27 Mart 2011’de yani Tiyatro Günü’nde Maya Sahnesi’nde düzenlenen Ayşın Candan’ın moderatörlüğünü yaptığı ve Metin Deniz, Cevat Çapan, Cüneyt Türel, Nihal Koldaş, Cüneyt Yalaz ve Mehmet Esatoğlu’nun konuşmacı olarak yer aldığı panelde anlatılan Beklan Algan’ı tanıyordum.

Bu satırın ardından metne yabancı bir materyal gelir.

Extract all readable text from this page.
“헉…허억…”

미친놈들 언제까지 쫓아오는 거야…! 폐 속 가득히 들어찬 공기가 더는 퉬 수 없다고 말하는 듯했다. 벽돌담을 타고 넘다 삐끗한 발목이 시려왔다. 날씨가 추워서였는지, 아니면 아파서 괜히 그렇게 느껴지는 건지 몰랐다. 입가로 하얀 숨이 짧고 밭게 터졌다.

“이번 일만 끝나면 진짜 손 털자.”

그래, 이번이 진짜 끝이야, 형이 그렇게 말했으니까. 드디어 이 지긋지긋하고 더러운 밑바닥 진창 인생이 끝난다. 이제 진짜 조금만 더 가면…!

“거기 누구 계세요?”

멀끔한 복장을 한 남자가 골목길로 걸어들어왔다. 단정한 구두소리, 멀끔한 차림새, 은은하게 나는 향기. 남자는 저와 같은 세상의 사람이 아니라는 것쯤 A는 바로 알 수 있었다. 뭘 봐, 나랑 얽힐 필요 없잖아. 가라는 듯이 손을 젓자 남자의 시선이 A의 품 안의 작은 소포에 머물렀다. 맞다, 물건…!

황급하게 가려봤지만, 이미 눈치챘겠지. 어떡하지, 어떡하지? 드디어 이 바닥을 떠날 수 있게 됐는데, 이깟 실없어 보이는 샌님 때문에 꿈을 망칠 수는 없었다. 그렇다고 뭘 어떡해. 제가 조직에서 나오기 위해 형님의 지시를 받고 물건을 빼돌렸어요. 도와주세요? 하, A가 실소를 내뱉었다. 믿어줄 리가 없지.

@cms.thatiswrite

Aynı duyguyu 2009’da Türkiye Üniversiteleri Tiyatro Şenliği kapsamında düzenlenen sempozyumda o salona girdiğinde esen ‘muhalif’ rüzgârı hissettiğim sırada yaşamıştım. O heyecan ve tutku ile tiyatro için ve üzerine konuştukça hissetmiş olduğum rüzgârın Beklan Algan’ın ‘muhalifliği’ değil ona karşı olanların ‘muhalifliği’ olduğunu anlamıştım. Rahatsızlığım da belki ondandı. Beklan Algan’a ait olan muhalifliği ben seviyor, anlıyordum, olmasa hayallerim yıkılırdı.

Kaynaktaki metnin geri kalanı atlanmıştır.